The Court rehearsed the reasons given in the Court Martial for the sentence of 18 months, offering very little by way of a fresh view of the offences: Sgt Nightingale had no intention that the weapon would be used for any criminal purpose and the highly unusual circumstances of Sgt Nightingale coming into possession of the firearm and ammunition were of note.
The Court then briefly recited the medical considerations which were discussed in the Court Martial transcript.

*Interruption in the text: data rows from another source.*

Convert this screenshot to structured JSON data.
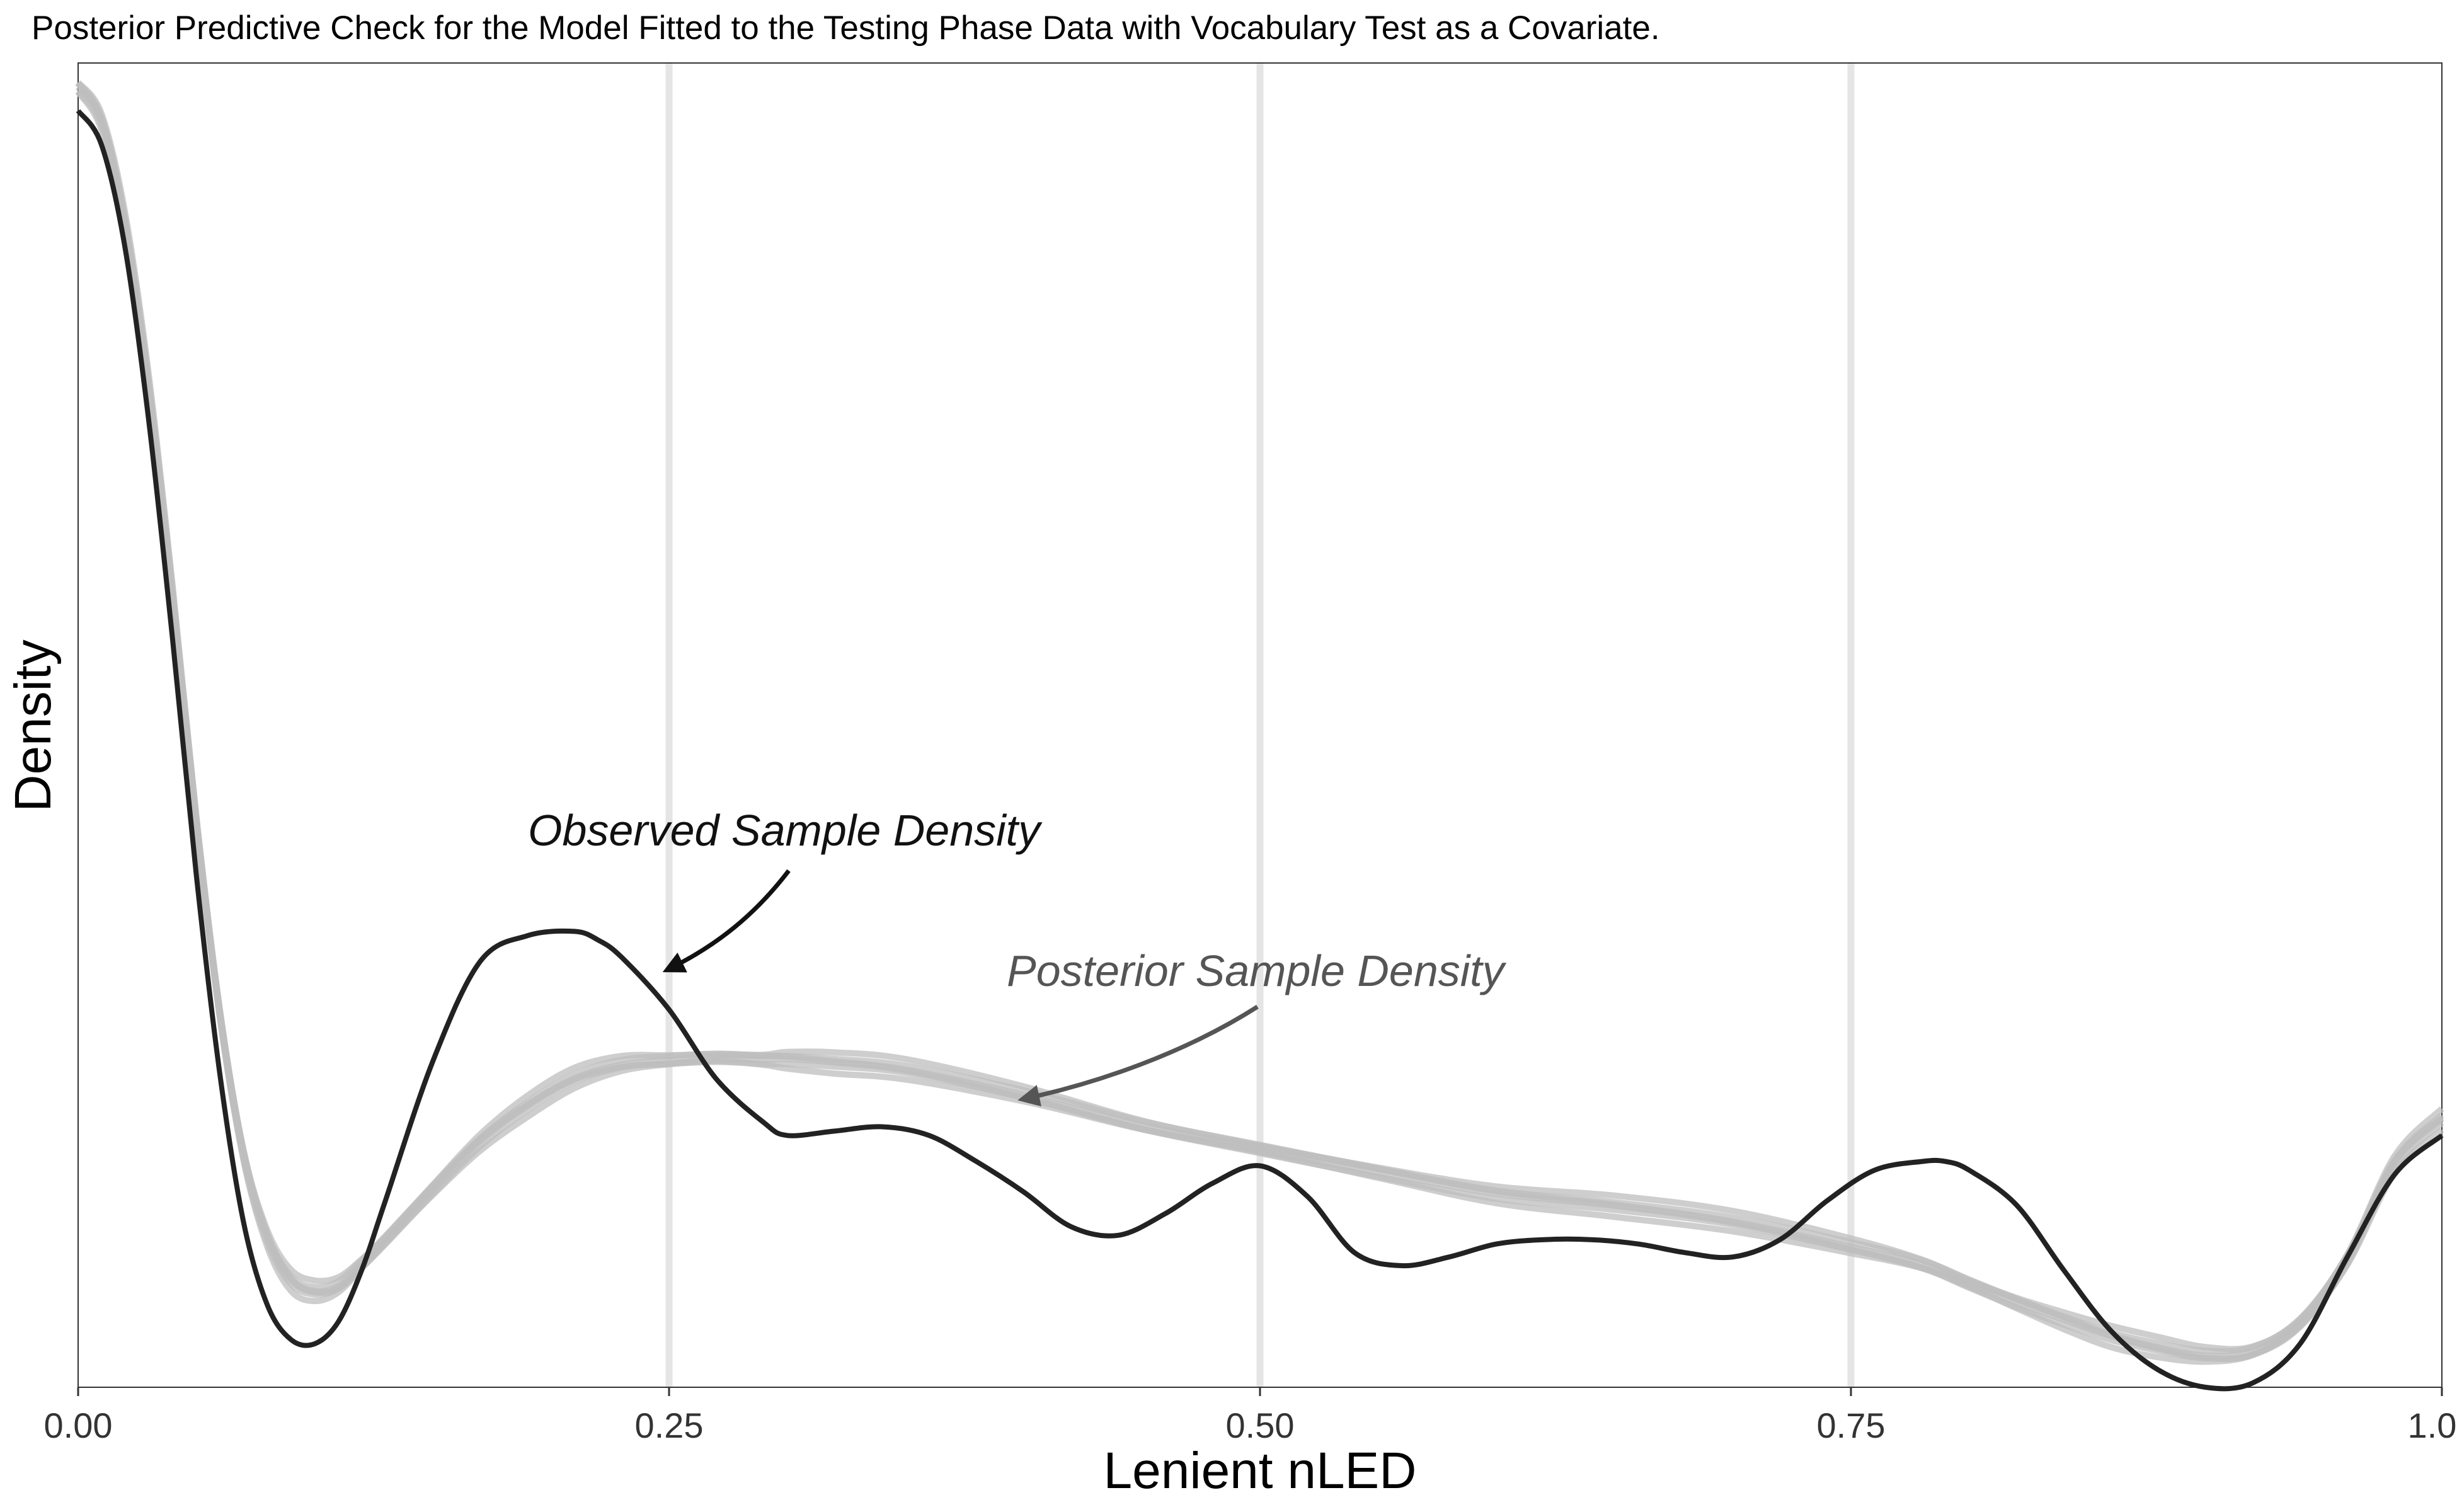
{
  "chart_data": {
    "type": "line",
    "title": "Posterior Predictive Check for the Model Fitted to the Testing Phase Data with Vocabulary Test as a Covariate.",
    "xlabel": "Lenient nLED",
    "ylabel": "Density",
    "xlim": [
      0,
      1
    ],
    "ylim": [
      0,
      3.05
    ],
    "x_ticks": [
      0,
      0.25,
      0.5,
      0.75,
      1
    ],
    "x_tick_labels": [
      "0.00",
      "0.25",
      "0.50",
      "0.75",
      "1.00"
    ],
    "y_ticks_shown": false,
    "grid": "vertical major lines only",
    "colors": {
      "observed": "#222222",
      "posterior": "#bdbdbd",
      "grid": "#e5e5e5",
      "annotation_posterior": "#555555"
    },
    "series": [
      {
        "name": "Observed Sample Density",
        "x": [
          0,
          0.01,
          0.02,
          0.03,
          0.04,
          0.05,
          0.06,
          0.07,
          0.08,
          0.09,
          0.1,
          0.11,
          0.12,
          0.13,
          0.15,
          0.17,
          0.19,
          0.21,
          0.22,
          0.23,
          0.25,
          0.27,
          0.29,
          0.3,
          0.32,
          0.34,
          0.36,
          0.38,
          0.4,
          0.42,
          0.44,
          0.46,
          0.48,
          0.5,
          0.52,
          0.54,
          0.56,
          0.58,
          0.6,
          0.62,
          0.64,
          0.66,
          0.68,
          0.7,
          0.72,
          0.74,
          0.76,
          0.78,
          0.79,
          0.8,
          0.82,
          0.84,
          0.86,
          0.88,
          0.9,
          0.92,
          0.94,
          0.96,
          0.98,
          1.0
        ],
        "y": [
          2.94,
          2.86,
          2.62,
          2.22,
          1.72,
          1.18,
          0.72,
          0.38,
          0.19,
          0.11,
          0.1,
          0.15,
          0.27,
          0.43,
          0.75,
          0.98,
          1.04,
          1.05,
          1.03,
          0.99,
          0.87,
          0.71,
          0.61,
          0.58,
          0.59,
          0.6,
          0.58,
          0.52,
          0.45,
          0.37,
          0.35,
          0.4,
          0.47,
          0.51,
          0.44,
          0.31,
          0.28,
          0.3,
          0.33,
          0.34,
          0.34,
          0.33,
          0.31,
          0.3,
          0.34,
          0.43,
          0.5,
          0.52,
          0.52,
          0.5,
          0.42,
          0.27,
          0.13,
          0.04,
          0.0,
          0.01,
          0.1,
          0.3,
          0.49,
          0.58
        ]
      },
      {
        "name": "Posterior Sample Density",
        "x": [
          0,
          0.01,
          0.02,
          0.03,
          0.04,
          0.05,
          0.06,
          0.07,
          0.08,
          0.09,
          0.1,
          0.11,
          0.12,
          0.13,
          0.15,
          0.17,
          0.19,
          0.21,
          0.23,
          0.25,
          0.27,
          0.29,
          0.3,
          0.32,
          0.35,
          0.4,
          0.45,
          0.5,
          0.55,
          0.6,
          0.65,
          0.7,
          0.75,
          0.78,
          0.8,
          0.82,
          0.84,
          0.86,
          0.88,
          0.9,
          0.92,
          0.94,
          0.96,
          0.98,
          1.0
        ],
        "y": [
          3.0,
          2.92,
          2.68,
          2.3,
          1.82,
          1.3,
          0.86,
          0.54,
          0.35,
          0.25,
          0.22,
          0.23,
          0.28,
          0.34,
          0.46,
          0.57,
          0.65,
          0.71,
          0.74,
          0.75,
          0.76,
          0.76,
          0.76,
          0.75,
          0.73,
          0.67,
          0.6,
          0.55,
          0.5,
          0.45,
          0.42,
          0.38,
          0.32,
          0.28,
          0.24,
          0.2,
          0.16,
          0.12,
          0.09,
          0.07,
          0.08,
          0.15,
          0.3,
          0.52,
          0.62
        ]
      }
    ],
    "annotations": [
      {
        "text": "Observed Sample Density",
        "style": "italic"
      },
      {
        "text": "Posterior Sample Density",
        "style": "italic"
      }
    ]
  }
}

After ‘reflecting’ on those considerations, the Court came to the following conclusion:
“…for the purposes of the minimum sentence, which we must remember is there, these offences were committed in exceptional circumstances by an exemplary soldier. In these circumstances we believe that our obligation to be loyal to the statute can fairly and justly be achieved by a custodial sentence which will be reduced from 18 months to 12 months, and reduced, in order to enable us to do full justice and exercise a proper degree of mercy, by suspending that sentence for a period of twelve months.”
Irrespective of your view of the decision, the transcript offers very little by way of actual reasoning for a reduction in sentence. There is a concise (read: brief) recitation of the facts, followed by the statement that a 12-month suspended sentence would be ‘fair and just’. (That is not to say that 18 months is incorrect.)
It appears that the Court ‘felt’ that 12 months was the appropriate sentence in this case, whether that takes into account the media pressure, the time served since the Court Martial decision, or any other factors, is unclear.
So what is missing? There is no mention of authorities, notably the guideline case of R v Avis. Further, there was, as is commonly in sentence appeals, no reference to any ‘tariff cases’ (comparing the case being heard to other recent decisions of the Court of Appeal in similar cases). Presumably, this is due to the ‘wholly exceptional nature’ of this case, and so comparing other sentences for possession of prohibited firearms would have been of little use.
There is no criticism of the Court Martial; often, the Court of Appeal politely state that ‘the Judge failed to properly reflect’ certain aspects of the case. In other cases, the Court expressly state that there can be no criticism of the sentencing judge, and state their reasons for taking that view. Here, we have neither.
The conviction appeal will be heard in early 2013.